A wistfulness settled upon her out of which grew a slight hope. "I am afraid of myself, Howat," she told him; "all that I have been, my life—against me. But, perhaps, here, with you, it might be different. Perhaps I would be constant. Perhaps all the while I have needed this. Howat, do you think so? Do you think I could forget so much, drop the past from me, be all new and happy?"
He reassured her, only half intent upon the burden of her words. He utterly disregarded anything provisional in their position; happiness or unhappiness were unconsidered in the overwhelming determination that she should never leave him. No remote question of that entered his brain. The difficulties were many, but he dismissed them with an impatient gesture of his unoccupied hand. Gilbert Penny would be heavily censorious; he had, Howat recognized, the moral prejudices of a solid, unimaginative blood. But, lately, his father had sunk to a place comparatively insignificant in his thoughts. This was partly due to the complete manner in which Isabel Penny had silenced the elder at breakfast. His mother, Howat gladly felt, would give him the sympathy of a wise, broad understanding. David and Caroline would interpose no serious objection. Felix Winscombe remained; a virile figure in spite of his years; a man of assured position and a bitter will.
He determined to speak on the day that Felix Winscombe returned from Annapolis; there would be no concealment of what had occurred, and no hypocrisy. A decent regret at Winscombe's supreme loss. The other would not relinquish Ludowika without a struggle. Who would? It was conceivable that he would summon the assistance of the law, conceivable but not probable; the situation had its centre in a purely personal pride. Nothing essential could be won legally. A physical encounter was far more likely. Howat thought of that coldly. He had no chivalrous instinct to offer himself as a sop to conventional honour. In any struggle, exchange of shots, he intended to be victorious.... He would have the naming of the conditions.
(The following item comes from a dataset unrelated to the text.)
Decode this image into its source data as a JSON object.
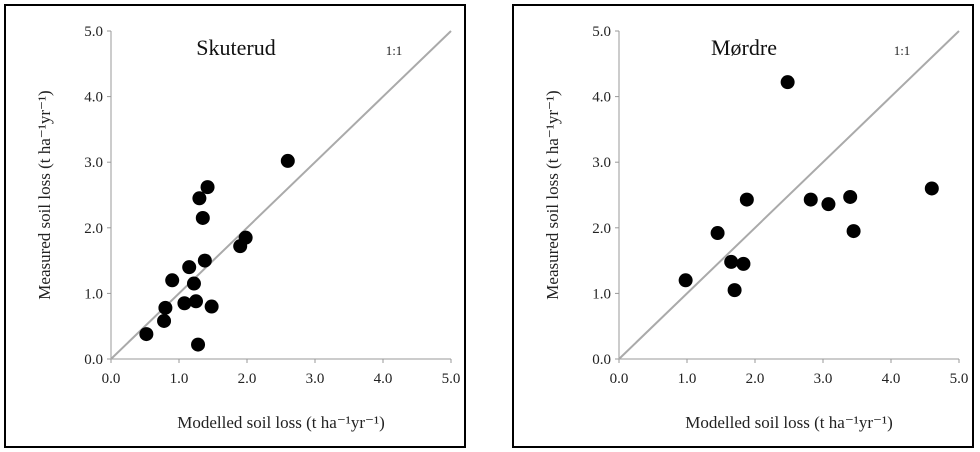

"It's beautiful here," Ludowika broke into his speculations; "the great forests and Myrtle Forge. I can almost picture myself directing servants like your mother, getting supplies out of the store, and watching the charcoal and iron brought down to the Forge. The sound of the hammer has become a part of my dreams. And you, Howat—I have never before had a feeling like this for a man. There's a little fear in it even. It must be stronger than the other, than Europe; I want it to be." They could see below them the lighted windows at Myrtle Forge. The horses turned unguided into the curving way across the lawn. A figure stood obsequiously at the door; it was, Howat saw with deep automatic revulsion, the Italian servant. He wondered again impatiently at the persistently unpleasant impression the other made on him. Gilbert Penny was waiting in the hall, and Howat told him fully the result of his investigation.
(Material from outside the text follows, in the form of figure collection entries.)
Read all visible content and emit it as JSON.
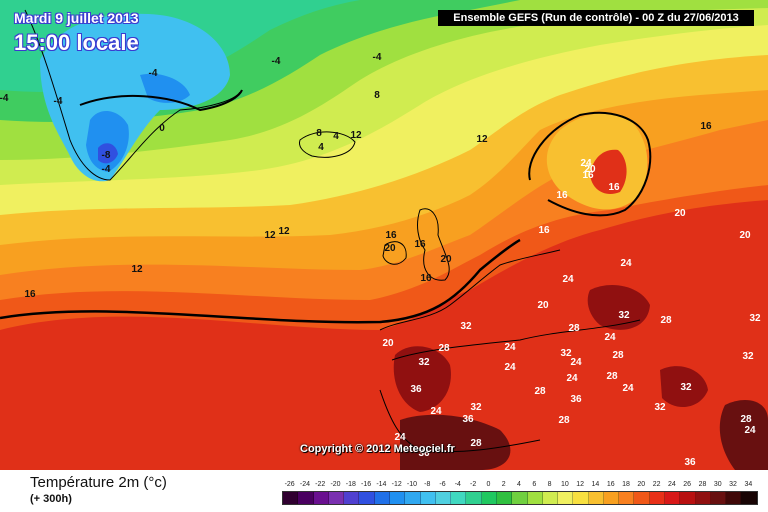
{
  "header": {
    "date": "Mardi 9 juillet 2013",
    "local_time": "15:00 locale",
    "run_info": "Ensemble GEFS (Run de contrôle)  -  00 Z du 27/06/2013"
  },
  "footer": {
    "copyright": "Copyright © 2012 Meteociel.fr",
    "legend_title": "Température 2m (°c)",
    "legend_subtitle": "(+ 300h)"
  },
  "scale": {
    "values": [
      "-26",
      "-24",
      "-22",
      "-20",
      "-18",
      "-16",
      "-14",
      "-12",
      "-10",
      "-8",
      "-6",
      "-4",
      "-2",
      "0",
      "2",
      "4",
      "6",
      "8",
      "10",
      "12",
      "14",
      "16",
      "18",
      "20",
      "22",
      "24",
      "26",
      "28",
      "30",
      "32",
      "34"
    ],
    "colors": [
      "#300030",
      "#4a0060",
      "#6a1090",
      "#7a30b0",
      "#5040d0",
      "#3050e0",
      "#2070e8",
      "#2090f0",
      "#30a8f0",
      "#40c0f0",
      "#50d0e0",
      "#40d8c0",
      "#30d090",
      "#20c860",
      "#30c040",
      "#70d040",
      "#a0e040",
      "#d0ec50",
      "#f0f060",
      "#f8e040",
      "#f8c030",
      "#f8a020",
      "#f88020",
      "#f05818",
      "#e83018",
      "#d81818",
      "#b81010",
      "#901010",
      "#681010",
      "#400808",
      "#180404"
    ]
  },
  "map_labels": [
    {
      "t": "-4",
      "kind": "cold"
    },
    {
      "t": "-4",
      "kind": "cold"
    },
    {
      "t": "-4",
      "kind": "cold"
    },
    {
      "t": "-4",
      "kind": "cold"
    },
    {
      "t": "-4",
      "kind": "cold"
    },
    {
      "t": "-4",
      "kind": "cold"
    },
    {
      "t": "-8",
      "kind": "cold"
    },
    {
      "t": "0",
      "kind": "cold"
    },
    {
      "t": "8",
      "kind": "cold"
    },
    {
      "t": "8",
      "kind": "cold"
    },
    {
      "t": "4",
      "kind": "cold"
    },
    {
      "t": "4",
      "kind": "cold"
    },
    {
      "t": "12",
      "kind": "cold"
    },
    {
      "t": "12",
      "kind": "cold"
    },
    {
      "t": "12",
      "kind": "cold"
    },
    {
      "t": "12",
      "kind": "cold"
    },
    {
      "t": "12",
      "kind": "cold"
    },
    {
      "t": "16",
      "kind": "cold"
    },
    {
      "t": "16",
      "kind": "cold"
    },
    {
      "t": "16",
      "kind": "cold"
    },
    {
      "t": "16",
      "kind": "cold"
    },
    {
      "t": "20",
      "kind": "cold"
    },
    {
      "t": "20",
      "kind": "cold"
    },
    {
      "t": "16",
      "kind": "cold"
    },
    {
      "t": "24",
      "kind": "hot"
    },
    {
      "t": "20",
      "kind": "hot"
    },
    {
      "t": "16",
      "kind": "hot"
    },
    {
      "t": "16",
      "kind": "hot"
    },
    {
      "t": "16",
      "kind": "hot"
    },
    {
      "t": "16",
      "kind": "hot"
    },
    {
      "t": "20",
      "kind": "hot"
    },
    {
      "t": "20",
      "kind": "hot"
    },
    {
      "t": "24",
      "kind": "hot"
    },
    {
      "t": "24",
      "kind": "hot"
    },
    {
      "t": "20",
      "kind": "hot"
    },
    {
      "t": "32",
      "kind": "hot"
    },
    {
      "t": "28",
      "kind": "hot"
    },
    {
      "t": "32",
      "kind": "hot"
    },
    {
      "t": "28",
      "kind": "hot"
    },
    {
      "t": "24",
      "kind": "hot"
    },
    {
      "t": "28",
      "kind": "hot"
    },
    {
      "t": "32",
      "kind": "hot"
    },
    {
      "t": "32",
      "kind": "hot"
    },
    {
      "t": "32",
      "kind": "hot"
    },
    {
      "t": "20",
      "kind": "hot"
    },
    {
      "t": "36",
      "kind": "hot"
    },
    {
      "t": "24",
      "kind": "hot"
    },
    {
      "t": "32",
      "kind": "hot"
    },
    {
      "t": "36",
      "kind": "hot"
    },
    {
      "t": "24",
      "kind": "hot"
    },
    {
      "t": "28",
      "kind": "hot"
    },
    {
      "t": "24",
      "kind": "hot"
    },
    {
      "t": "28",
      "kind": "hot"
    },
    {
      "t": "24",
      "kind": "hot"
    },
    {
      "t": "28",
      "kind": "hot"
    },
    {
      "t": "36",
      "kind": "hot"
    },
    {
      "t": "24",
      "kind": "hot"
    },
    {
      "t": "32",
      "kind": "hot"
    },
    {
      "t": "28",
      "kind": "hot"
    },
    {
      "t": "36",
      "kind": "hot"
    },
    {
      "t": "36",
      "kind": "hot"
    },
    {
      "t": "32",
      "kind": "hot"
    },
    {
      "t": "24",
      "kind": "hot"
    },
    {
      "t": "28",
      "kind": "hot"
    },
    {
      "t": "28",
      "kind": "hot"
    },
    {
      "t": "24",
      "kind": "hot"
    },
    {
      "t": "32",
      "kind": "hot"
    },
    {
      "t": "24",
      "kind": "hot"
    }
  ]
}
His father nodded, satisfied. "You are taking hold a great bit better," he was obviously pleased. "We must go over the whole iron situation with the Forsythes. It's time you and David stepped forward. I am getting bothered by new complications; the thing is spreading out so rapidly—steel and a thousand new methods and refinements. And the English opposition; I'm afraid you'll come into that."
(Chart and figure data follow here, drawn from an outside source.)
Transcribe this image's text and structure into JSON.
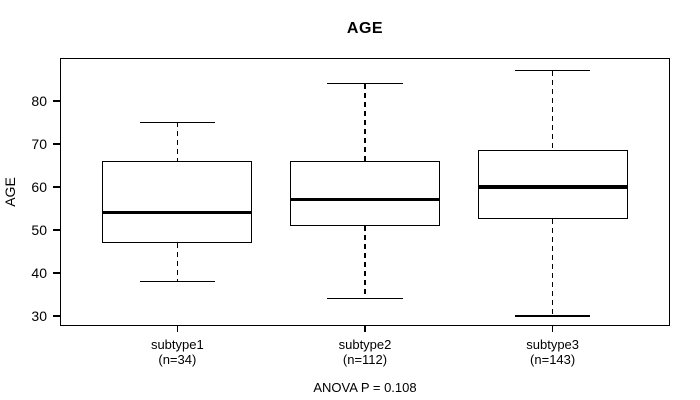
{
  "title": "AGE",
  "chart_data": {
    "type": "boxplot",
    "title": "AGE",
    "xlabel": "",
    "ylabel": "AGE",
    "sub_annotation": "ANOVA P = 0.108",
    "yticks": [
      30,
      40,
      50,
      60,
      70,
      80
    ],
    "ylim": [
      27.9,
      89.7
    ],
    "grid": false,
    "orientation": "vertical",
    "series": [
      {
        "name": "subtype1",
        "sublabel": "(n=34)",
        "n": 34,
        "whisker_low": 38,
        "q1": 47,
        "median": 54,
        "q3": 66,
        "whisker_high": 75
      },
      {
        "name": "subtype2",
        "sublabel": "(n=112)",
        "n": 112,
        "whisker_low": 34,
        "q1": 51,
        "median": 57,
        "q3": 66,
        "whisker_high": 84
      },
      {
        "name": "subtype3",
        "sublabel": "(n=143)",
        "n": 143,
        "whisker_low": 30,
        "q1": 52.5,
        "median": 60,
        "q3": 68.5,
        "whisker_high": 87
      }
    ],
    "colors": {
      "line": "#000000",
      "box_fill": "#ffffff",
      "background": "#ffffff"
    }
  }
}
Ludowika did not again appear that evening, and Howat sat informally before a blazing hearth with his mother, Gilbert Penny and Caroline. Myrtle had retired with a headache. Howat felt pleasantly settled, almost middle-aged; he smoked a pipe with the deliberate gestures of his father. He wondered at the loss of his old restlessness, his revolt from just such placid scenes as the present. Never, he had thought, would he be caught, bound, with invidious affections, desires. Howat, a black Penny! He had been subjugated by a force stronger than his rebellious spirit. Suddenly, recalling Ludowika's doubt, he wondered if he would be a subject to it always. All the elements of his captivity lay so entirely outside of him, beyond his power to measure or comprehend, that a feeling of helplessness came over him. He again had the sense of being swept twisting in an irresistible flood. But his confusion was dominated by one great assurance—nothing should deprive him of Ludowika. An intoxicating memory invaded him, touched every nerve with delight and a tyrannical hunger. His fibre seemed to crumble, his knees turn to dust. Years ago he had been poisoned by berries, and limpness almost like this had gone softly, treacherously, through him.